Raymond Borde and Étienne Chaumeton
In "Toward a Definition of Film Noir," Borde and Chaumeton look mostly at aspects of narrative and theme in their definition of noir.
- What do they mean "moral determinism" (as a theme)? And how are private detectives different from police detectives?
- How do they believe noir has "renovated the theme of violence"?
- In terms of narrative, how do they characterize the "hero" of noir (as in Lady from Shanghai)? And how do they characterize the femme fatale (that is, what is a femme fatale and how does she fit into noir?)?
- Are these elements present in Out of the Past and The Maltese Falcon?
"Paint It Black: The Family Tree of the Film Noir" covers eleven aspects of film noir. Some of these (most of them) are related to narrative and others to theme.
- Which aspects are narrative and which are theme?
- Crime as a social criticism
- On the run
- Private eyes and adventurers
- Middle-class murder
- Portraits and doubles
- Sexual pathology
- Hostages to fortune
- Blacks and reds
- Guignol ("geen-yol"), horror, fantasy
- Which of these aspects are present in Out of the Past and The Maltese Falcon?
In "Notes on Film Noir", Schrader claims that “film noir is not a genre.” In considering his comments, provide examples from Out of the Past and The Maltese Falcon.
- Why is it not a genre, in his view? Do you agree or disagree?
- What does he mean by the term "stylistics"? And what aspects of noir stylistics does he note? Can you think of examples from Out of the Past and The Maltese Falcon that contain these elements? (See the screen shots linked to below.)
- Although Schrader is mostly interested in stylistics, he does also discuss the "over-riding noir theme." What is it? Is it present in Out of the Past and The Maltese Falcon?
Janey Place & Lowell Peterson
As is obvious from the title, "Some Visual Motifs of Film Noir," Place and Peterson are principally concerned with noir's imagery.
- How is noir "antitraditional"? What do they mean by this term? How is antitraditional style found in noir?
- What purpose does this visual style serve? In other words, what does it mean?
- Can you think of examples of anti-traditional noir style in Out of the Past and The Maltese Falcon? (See the screen shots linked to below.)

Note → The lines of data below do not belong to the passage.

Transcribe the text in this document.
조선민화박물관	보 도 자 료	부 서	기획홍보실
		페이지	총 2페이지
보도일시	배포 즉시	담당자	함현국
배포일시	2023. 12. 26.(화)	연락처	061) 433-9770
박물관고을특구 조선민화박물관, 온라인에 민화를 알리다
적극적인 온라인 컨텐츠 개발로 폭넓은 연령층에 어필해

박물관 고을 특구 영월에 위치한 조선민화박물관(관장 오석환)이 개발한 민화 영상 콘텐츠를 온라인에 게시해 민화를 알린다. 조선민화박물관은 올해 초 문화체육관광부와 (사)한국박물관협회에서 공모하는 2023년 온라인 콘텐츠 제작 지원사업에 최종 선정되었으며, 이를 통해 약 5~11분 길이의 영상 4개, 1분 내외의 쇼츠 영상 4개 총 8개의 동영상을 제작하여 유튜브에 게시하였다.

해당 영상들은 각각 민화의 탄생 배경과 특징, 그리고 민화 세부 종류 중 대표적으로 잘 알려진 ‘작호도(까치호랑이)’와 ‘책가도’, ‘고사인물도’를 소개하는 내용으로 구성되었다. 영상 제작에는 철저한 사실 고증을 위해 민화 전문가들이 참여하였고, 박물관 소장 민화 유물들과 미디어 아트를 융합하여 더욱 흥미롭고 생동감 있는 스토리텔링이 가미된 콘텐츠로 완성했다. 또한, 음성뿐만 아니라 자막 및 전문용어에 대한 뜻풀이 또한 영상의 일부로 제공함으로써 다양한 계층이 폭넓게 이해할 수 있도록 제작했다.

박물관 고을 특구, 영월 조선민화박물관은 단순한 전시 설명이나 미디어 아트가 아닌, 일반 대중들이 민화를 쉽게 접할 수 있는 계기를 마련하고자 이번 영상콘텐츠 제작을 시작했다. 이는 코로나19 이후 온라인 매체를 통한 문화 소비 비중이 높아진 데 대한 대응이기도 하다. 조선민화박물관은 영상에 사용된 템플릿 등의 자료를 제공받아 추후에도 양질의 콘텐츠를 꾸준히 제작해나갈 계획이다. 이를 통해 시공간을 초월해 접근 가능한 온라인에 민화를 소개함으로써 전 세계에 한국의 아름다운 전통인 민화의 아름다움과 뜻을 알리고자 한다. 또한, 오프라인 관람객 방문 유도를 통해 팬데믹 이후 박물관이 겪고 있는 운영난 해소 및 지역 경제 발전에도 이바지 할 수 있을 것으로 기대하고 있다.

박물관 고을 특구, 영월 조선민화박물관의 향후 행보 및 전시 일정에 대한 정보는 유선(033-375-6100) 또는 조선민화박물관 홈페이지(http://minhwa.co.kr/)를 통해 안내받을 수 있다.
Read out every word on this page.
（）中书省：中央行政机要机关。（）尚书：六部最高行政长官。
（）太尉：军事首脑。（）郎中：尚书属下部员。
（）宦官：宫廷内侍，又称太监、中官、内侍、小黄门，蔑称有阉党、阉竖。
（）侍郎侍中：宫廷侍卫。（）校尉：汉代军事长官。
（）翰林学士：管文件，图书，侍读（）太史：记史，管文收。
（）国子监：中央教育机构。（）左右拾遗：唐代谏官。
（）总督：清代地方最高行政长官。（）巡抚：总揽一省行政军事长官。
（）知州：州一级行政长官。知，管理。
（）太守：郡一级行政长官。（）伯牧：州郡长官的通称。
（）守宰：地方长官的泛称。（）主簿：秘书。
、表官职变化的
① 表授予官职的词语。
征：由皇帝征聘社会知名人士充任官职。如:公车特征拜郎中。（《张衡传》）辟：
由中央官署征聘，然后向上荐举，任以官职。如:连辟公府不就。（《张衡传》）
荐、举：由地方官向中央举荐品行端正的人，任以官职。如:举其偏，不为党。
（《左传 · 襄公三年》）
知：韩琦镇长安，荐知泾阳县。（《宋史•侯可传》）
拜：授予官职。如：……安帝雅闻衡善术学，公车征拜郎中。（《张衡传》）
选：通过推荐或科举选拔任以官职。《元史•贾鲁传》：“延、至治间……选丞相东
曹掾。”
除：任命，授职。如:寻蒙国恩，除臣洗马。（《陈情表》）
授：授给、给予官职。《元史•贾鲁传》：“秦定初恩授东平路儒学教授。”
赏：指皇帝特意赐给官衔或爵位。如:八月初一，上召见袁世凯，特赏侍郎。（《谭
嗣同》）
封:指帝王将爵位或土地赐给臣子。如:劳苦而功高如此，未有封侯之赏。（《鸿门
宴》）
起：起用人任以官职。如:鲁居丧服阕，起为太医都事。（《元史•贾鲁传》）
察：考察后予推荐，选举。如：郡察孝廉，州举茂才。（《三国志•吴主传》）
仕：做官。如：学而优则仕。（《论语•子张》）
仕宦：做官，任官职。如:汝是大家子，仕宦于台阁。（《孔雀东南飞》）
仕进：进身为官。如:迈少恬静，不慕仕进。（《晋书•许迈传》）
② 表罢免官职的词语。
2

All from Alain Silver and James Ursini, eds., Film Noir Reader (New York: Limelight, 1996).
- Raymond Borde and Étienne Chaumeton, “Toward a Definition of Film Noir,” 17-25.
- Raymond Durgnat, “Paint It Black: The Family Tree of the Film Noir,” 37-52.
- Paul Schrader, “Notes on Film Noir,” 53-63.
- Janey Place & Lowell Peterson, “Some Visual Motifs of Film Noir,” 64-75.